Edit: What I mean is creating all possible arrays by using that 5 number. So the positon matters.
Example:
array = [1,2,3,4,5]
[1,1,1,1,1]
[1,1,1,1,2]
[1,1,1,2,3]
.
.
A common way to generate combinations or permutations is to use recursion: enumerate each of the possibilities for the first element, and prepend those to each of the combinations or permutations for the same set reduced by one element. So, if we say that you're looking for the number of permutations of n things taken k at a time and we use the notation perms(n, k), you get:
perms(5,5) = {
[1, perms(5,4)]
[2, perms(5,4)]
[3, perms(5,4)]
[4, perms(5,4)]
[5, perms(5,4)]
}
Likewise, for perms(5,4) you get:
perms(5,4) = {
[1, perms(5,3)]
[2, perms(5,3)]
[3, perms(5,3)]
[4, perms(5,3)]
[5, perms(5,3)]
}
So part of perms(5,5) looks like:
[1, 1, perms(5,3)]
[1, 2, perms(5,3)]
[1, 3, perms(5,3)]
[1, 4, perms(5,3)]
[1, 5, perms(5,3)]
[2, 1, perms(5,3)]
[2, 2, perms(5,3)]
...
Defining perms(n, k) is easy. As for any recursive definition, you need two things: a base case and a recursion step. The base case is where k = 0: perms(n, 0) is an empty array, []. For the recursive step, you generate elements by prepending each of the possible values in your set to all of the elements of perms(n, k-1).

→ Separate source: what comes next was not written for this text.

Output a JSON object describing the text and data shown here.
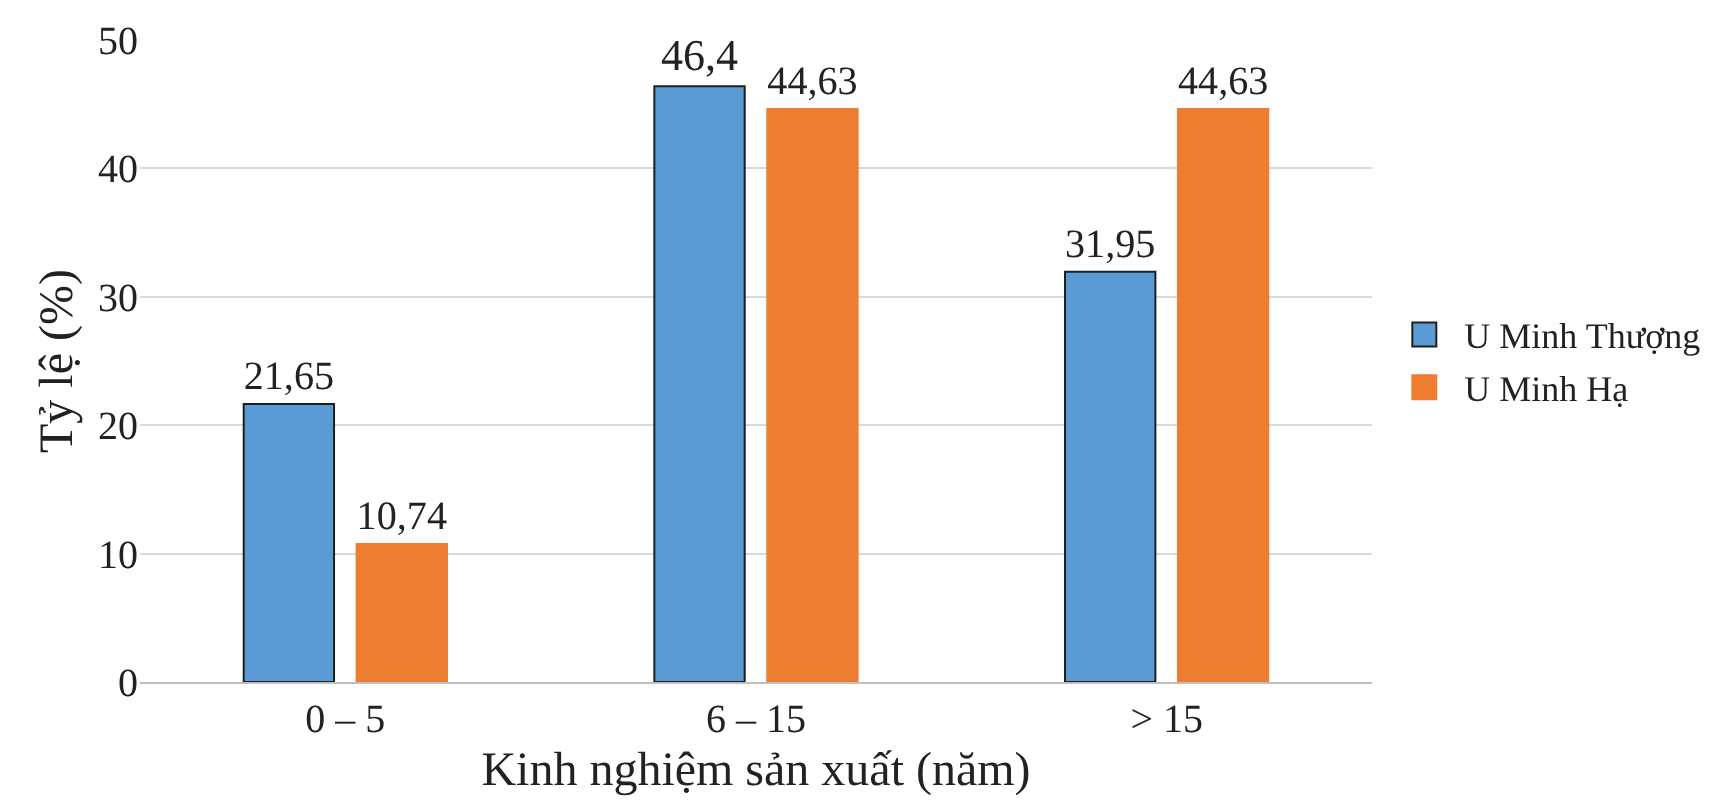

If I get your question correctly, you need to generate all 5 digit numbers with digits 1,2,3,4 and 5. So there is a simple solution - generate all numbers base five up to 44444 and then map the 0 to 1, 1 to 2 and so on. Add leading zeros where needed - so 10 becomes 00010 or [1,1,1,2,1].
NOTE: you don't actually have to generate the numbers themselves, you may just iterate the numbers up to 5**5(excluding) and for each of them find the corresponing sequence by getting it's digits base 5.
int increment(size_t *dst, size_t len, size_t base) {
if (len == 0) return 0;
if (dst[len-1] != base-1) {
++dst[len-1];
return 1;
} else {
dst[len-1] = 0;
return increment(dst, len-1, base);
}
}
Armed with this function you can iterate over all repetitive permutations of (0 ... 4) starting from {0, 0, 0, 0, 0}. The function will return 0 when it runs out of repetitive permutations.
Then for each repetitive permutation in turn, use the contents as indexes into your array so as to get a repetitive permutation of the array rather than of (0 ... 4).
In your given example, each position could be occupied by either 1, 2, 3, 4, 5. As there are 5 positions, the total number of possibilities = 5 * 5 * 5 * 5 * 5 = 5 ^ 5 = 3125. In general, it would be N ^ N. (where ^ is the exponentiation operator).
To generate these possibilities, in each of the positions, put the numbers 1, 2, 3, 4, 5, one by one, and increment starting from the last position, similar to a 5 digit counter.
Hence, start with 11111. Increment the last position to get 11112 ... until 11115.
Then wrap back to 1, and increment the next digit 11121 continue with 11122 ... 11125, etc. Repeat this till you reach the first position, and you would end at 55555.